Over the past century the function of microbiota in the large intestine has been altered significantly by changes in diet and widespread use of antibiotics. Energy rich, processed foods are largely digested and absorbed in the small intestine, leaving fewer nutrients for the microbiota in the large intestine. Antibiotic usage in medicine and farming practices may have directly altered microbial community composition in our population. Studies of fecal microbiota in ancestral communities, e.g., Native Americans in the Amazon and certain African tribes, show significantly higher diversity of microorganisms compared to those found in individuals from Western cities. The metabolic capacity of ancestral microbiota to produce short chain fatty acids is significantly greater. Moreover, microbiota of obese individuals in the Western countries is characterized by lower microbial diversity than that of their lean counterparts, and lower ability to produce short chain fatty acids.
Our hypothesis is that beneficial effects of high fiber diet can be optimized by having the right microbiota that is diverse and highly capable to ferment complex carbohydrates to short chain fatty acids. We will be testing this hypothesis with an interventional trial that will involve a combination of optimized diet and fecal microbiota transplantation. Multiple investigators from different colleges and departments across the University (Medical School, BioTechnology Institute, College of Food and Nutrition) are participating in this project, which is supported by MnDRIVE Transdisciplinary Research Program. In addition, we are conducting microbiota research in collaboration with our colleagues in Bariatric Surgery to understand the contribution of microbial metabolism to outcomes of obesity surgery and our colleagues in the Department of Psychiatry to understand how gut microbiota can affect eating behavior.
Figure 1
Hypothesis for the Bio-Remediation Trial using FMT and Controlled Diet to benefit energy metabolism in pre-diabetic individuals.
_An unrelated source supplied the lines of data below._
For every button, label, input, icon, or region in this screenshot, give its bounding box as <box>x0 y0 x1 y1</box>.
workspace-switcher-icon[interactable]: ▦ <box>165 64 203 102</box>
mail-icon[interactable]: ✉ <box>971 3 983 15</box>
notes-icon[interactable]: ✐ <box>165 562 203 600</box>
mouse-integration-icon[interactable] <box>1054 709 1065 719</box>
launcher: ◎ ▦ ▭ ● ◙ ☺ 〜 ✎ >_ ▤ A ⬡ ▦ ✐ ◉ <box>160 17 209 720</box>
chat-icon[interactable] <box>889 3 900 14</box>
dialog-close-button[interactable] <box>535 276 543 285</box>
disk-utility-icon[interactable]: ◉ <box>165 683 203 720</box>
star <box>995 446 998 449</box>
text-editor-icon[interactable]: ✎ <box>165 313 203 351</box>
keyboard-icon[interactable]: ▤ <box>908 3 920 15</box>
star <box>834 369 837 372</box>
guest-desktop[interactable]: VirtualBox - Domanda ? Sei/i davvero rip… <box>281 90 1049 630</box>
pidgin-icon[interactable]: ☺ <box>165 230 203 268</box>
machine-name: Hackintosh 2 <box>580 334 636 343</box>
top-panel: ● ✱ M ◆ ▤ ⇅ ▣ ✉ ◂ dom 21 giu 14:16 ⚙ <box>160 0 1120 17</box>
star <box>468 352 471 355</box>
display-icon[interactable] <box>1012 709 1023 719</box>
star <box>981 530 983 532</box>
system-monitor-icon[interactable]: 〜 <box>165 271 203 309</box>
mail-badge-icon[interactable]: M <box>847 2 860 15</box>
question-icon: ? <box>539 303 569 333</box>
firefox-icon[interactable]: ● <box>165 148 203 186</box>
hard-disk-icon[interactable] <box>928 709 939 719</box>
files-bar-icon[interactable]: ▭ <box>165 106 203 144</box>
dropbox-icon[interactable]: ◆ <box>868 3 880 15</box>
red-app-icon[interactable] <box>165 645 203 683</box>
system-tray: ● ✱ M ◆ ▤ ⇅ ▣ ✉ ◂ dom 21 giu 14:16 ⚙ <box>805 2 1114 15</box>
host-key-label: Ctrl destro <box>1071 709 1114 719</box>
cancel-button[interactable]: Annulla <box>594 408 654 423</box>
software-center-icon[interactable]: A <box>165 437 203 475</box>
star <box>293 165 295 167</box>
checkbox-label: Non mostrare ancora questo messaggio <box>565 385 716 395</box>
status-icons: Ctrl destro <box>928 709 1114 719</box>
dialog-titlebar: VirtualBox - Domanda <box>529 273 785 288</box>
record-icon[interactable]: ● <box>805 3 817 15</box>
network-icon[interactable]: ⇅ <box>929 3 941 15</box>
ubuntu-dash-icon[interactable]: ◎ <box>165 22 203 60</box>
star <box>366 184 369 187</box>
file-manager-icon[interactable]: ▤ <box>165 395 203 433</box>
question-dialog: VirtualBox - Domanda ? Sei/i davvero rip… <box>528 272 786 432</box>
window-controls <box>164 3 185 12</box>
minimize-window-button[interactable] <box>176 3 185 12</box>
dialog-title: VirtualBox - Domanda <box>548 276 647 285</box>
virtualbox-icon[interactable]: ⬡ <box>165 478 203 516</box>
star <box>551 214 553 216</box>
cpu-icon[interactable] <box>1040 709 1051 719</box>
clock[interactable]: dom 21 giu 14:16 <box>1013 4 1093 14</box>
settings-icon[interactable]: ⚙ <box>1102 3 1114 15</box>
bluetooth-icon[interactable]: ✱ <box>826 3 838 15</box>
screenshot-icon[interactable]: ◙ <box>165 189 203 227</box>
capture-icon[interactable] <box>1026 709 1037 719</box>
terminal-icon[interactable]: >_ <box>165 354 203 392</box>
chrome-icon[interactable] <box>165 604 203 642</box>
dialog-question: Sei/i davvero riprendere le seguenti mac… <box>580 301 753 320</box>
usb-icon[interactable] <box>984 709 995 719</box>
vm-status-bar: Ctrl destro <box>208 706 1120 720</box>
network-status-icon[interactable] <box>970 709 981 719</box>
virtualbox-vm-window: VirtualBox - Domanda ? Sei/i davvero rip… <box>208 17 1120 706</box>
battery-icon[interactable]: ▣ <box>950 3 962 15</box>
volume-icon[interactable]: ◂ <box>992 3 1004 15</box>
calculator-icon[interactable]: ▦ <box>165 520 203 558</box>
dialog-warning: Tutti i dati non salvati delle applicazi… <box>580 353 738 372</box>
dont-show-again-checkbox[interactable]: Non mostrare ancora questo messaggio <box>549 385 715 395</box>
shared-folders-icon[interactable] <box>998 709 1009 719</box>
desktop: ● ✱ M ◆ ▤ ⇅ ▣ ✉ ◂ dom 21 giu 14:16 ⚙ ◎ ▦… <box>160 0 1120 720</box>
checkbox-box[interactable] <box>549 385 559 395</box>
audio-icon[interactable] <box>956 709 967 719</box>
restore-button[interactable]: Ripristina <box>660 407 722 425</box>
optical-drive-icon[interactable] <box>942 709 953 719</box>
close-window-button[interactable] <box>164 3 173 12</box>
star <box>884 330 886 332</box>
Optimal production of short chain fatty acids, which can improve handling of glucose by the human body, depends on the right diet and the right microbiota. Greater production of short chain fatty acids by microbiota can strengthen the gut barrier, lower inflammation, increase intestinal gluconeogenesis, decrease liver glucose production, and change appetite. These beneficial changes can result in improved insulin sensitivity and lower circulating levels of glucose.